The lot at 311 Vanderbilt Ave. has been a parking spot since the late 1940s, according to presentation materials prepared by Ramona Albert Architecture P.C.

The lot sits behind a landmarked Northern Renaissance Revival-style rowhouse built in 1885, whose address is 312 Clinton Ave.

Adrian Devenyi purchased the Clinton Avenue house plus the land at 311 Vanderbilt Ave. as a single property for $2.65 million in 2013, city Finance Department records indicate.

Devenyi recently transferred ownership of the property to an LLC of which he’s a member, Finance Department records show.

The LPC’s vote of approval stipulated that the choice of facade material — meaning the faux travertine, which is actually precast panels made of concrete — be “restudied” with the help of the agency’s staff.  

Prior to the vote, Commissioner Michael Goldblum said the house design has a “vibe” that calls famed Modernist architect Philip Johnson’s work to mind.

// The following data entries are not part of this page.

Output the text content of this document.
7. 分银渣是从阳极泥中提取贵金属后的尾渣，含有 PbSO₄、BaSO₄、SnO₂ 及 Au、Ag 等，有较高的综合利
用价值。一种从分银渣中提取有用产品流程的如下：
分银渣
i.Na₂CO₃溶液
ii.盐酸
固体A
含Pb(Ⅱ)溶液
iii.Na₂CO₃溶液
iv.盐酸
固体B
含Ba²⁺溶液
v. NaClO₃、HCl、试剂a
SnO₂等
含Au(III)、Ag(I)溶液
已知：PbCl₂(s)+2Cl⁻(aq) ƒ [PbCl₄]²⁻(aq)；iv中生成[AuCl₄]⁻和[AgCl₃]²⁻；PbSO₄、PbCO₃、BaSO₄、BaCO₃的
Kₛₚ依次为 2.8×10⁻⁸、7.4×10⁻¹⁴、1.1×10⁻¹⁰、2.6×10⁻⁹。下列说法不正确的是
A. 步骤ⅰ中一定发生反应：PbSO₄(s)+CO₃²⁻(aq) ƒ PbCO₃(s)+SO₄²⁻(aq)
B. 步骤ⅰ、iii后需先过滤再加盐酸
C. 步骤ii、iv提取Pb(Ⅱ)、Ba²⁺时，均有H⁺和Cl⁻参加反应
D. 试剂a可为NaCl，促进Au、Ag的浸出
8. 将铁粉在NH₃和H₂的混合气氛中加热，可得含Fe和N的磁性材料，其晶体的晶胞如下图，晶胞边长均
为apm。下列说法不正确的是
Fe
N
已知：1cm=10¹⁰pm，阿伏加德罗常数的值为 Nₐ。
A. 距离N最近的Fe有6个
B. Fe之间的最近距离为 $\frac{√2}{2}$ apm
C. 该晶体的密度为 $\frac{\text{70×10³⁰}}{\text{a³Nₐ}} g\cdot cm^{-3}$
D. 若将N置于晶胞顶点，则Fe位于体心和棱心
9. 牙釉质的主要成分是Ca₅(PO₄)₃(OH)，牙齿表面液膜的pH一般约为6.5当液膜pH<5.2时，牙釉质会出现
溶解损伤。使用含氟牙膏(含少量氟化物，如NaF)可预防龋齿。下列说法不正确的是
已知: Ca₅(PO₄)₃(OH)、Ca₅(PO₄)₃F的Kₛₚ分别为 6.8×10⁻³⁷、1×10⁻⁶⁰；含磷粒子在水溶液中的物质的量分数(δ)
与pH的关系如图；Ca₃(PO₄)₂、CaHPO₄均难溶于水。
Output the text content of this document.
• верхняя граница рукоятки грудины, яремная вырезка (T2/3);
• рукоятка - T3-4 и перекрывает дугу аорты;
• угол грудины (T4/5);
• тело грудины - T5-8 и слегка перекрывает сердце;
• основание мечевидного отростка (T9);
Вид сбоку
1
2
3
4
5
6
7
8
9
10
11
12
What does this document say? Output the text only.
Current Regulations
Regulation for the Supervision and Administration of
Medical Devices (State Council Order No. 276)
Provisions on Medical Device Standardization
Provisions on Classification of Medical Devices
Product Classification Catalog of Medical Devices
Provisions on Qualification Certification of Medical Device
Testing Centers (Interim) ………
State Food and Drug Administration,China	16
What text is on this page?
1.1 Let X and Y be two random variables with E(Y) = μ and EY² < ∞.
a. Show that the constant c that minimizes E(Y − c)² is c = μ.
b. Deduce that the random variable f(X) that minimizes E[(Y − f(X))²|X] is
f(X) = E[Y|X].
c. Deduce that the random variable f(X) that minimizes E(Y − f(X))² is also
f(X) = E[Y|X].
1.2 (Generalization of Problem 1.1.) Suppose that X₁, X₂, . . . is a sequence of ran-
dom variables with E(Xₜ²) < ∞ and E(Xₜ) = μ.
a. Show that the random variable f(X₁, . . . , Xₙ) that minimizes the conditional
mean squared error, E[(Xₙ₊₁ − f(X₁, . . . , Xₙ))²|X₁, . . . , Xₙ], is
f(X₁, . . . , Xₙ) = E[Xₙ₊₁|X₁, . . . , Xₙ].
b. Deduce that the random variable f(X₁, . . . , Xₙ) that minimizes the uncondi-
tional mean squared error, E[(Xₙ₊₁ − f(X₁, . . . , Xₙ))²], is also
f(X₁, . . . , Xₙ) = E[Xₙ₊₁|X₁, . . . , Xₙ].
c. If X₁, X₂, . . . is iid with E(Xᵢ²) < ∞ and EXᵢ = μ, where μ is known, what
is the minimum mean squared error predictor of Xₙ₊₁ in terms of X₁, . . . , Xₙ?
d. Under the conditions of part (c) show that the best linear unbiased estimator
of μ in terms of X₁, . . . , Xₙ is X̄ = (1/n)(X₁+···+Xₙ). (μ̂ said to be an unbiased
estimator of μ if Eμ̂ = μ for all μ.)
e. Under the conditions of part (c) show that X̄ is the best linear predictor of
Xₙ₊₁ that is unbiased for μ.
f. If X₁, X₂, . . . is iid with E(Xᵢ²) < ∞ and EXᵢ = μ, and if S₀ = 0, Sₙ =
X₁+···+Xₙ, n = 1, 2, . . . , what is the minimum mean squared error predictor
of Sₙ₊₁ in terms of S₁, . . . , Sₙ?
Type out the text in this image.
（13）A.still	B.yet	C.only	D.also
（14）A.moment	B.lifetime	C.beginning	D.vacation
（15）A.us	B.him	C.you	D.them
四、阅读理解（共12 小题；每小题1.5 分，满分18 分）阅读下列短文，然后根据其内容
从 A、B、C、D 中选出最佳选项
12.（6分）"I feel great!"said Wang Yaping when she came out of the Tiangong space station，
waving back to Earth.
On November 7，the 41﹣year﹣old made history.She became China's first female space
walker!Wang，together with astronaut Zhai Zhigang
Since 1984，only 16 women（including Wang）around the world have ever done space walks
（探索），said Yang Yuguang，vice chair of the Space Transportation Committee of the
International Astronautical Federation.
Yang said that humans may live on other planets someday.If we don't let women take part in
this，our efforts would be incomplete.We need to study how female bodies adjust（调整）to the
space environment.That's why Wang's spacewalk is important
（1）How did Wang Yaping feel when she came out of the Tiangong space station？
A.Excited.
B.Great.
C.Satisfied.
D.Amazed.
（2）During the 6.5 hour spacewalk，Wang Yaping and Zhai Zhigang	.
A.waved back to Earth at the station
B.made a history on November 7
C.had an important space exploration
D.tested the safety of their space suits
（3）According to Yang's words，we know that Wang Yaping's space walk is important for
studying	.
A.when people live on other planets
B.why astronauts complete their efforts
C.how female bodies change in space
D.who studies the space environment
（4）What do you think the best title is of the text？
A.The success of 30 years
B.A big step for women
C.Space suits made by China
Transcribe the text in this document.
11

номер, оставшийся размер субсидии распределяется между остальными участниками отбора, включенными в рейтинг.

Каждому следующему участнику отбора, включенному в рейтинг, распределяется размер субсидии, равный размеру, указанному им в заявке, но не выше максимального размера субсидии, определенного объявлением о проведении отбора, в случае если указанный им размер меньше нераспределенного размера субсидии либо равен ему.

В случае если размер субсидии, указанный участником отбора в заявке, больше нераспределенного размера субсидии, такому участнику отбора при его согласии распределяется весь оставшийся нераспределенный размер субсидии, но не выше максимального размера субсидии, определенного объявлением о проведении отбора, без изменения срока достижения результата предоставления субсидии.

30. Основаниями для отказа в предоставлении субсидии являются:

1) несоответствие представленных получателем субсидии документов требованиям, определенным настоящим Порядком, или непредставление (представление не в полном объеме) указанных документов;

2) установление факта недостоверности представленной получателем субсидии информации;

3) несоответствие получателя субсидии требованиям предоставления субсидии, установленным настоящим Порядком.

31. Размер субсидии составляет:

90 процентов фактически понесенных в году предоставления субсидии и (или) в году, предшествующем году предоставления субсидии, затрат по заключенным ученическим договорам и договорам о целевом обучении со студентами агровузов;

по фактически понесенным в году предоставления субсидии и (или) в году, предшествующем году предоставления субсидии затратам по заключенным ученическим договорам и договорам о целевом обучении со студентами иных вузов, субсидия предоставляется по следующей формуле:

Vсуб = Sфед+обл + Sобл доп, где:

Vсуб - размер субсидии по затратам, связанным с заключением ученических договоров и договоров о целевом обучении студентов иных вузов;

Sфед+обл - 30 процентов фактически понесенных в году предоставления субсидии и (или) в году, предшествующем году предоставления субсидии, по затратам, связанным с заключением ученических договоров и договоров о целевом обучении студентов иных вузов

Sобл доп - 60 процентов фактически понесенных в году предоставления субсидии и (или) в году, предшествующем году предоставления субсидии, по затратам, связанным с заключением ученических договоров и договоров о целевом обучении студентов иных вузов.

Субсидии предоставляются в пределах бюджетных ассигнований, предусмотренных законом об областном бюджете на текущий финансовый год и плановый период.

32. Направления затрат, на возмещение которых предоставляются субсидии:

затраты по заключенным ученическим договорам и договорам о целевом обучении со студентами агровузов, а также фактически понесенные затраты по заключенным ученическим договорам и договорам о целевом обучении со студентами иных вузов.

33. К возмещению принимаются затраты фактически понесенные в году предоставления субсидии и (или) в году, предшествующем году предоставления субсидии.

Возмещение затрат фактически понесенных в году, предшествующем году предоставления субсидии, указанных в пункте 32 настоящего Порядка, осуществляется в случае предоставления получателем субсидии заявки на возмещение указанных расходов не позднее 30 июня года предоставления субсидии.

Commissioner Adi Shamir-Baron spoke of its “tremendous sculptural quality.” Commissioner Frederick Bland called it “a beautiful, lyrical building.”

Commissioners Jeanne Lutfy and John Gustafsson gave the plans for 311 Vanderbilt Ave. a thumbs-down.  

Gustafsson said the building design is beautiful but “it references Lincoln Center. I don’t think Lincoln Center belongs on this block.”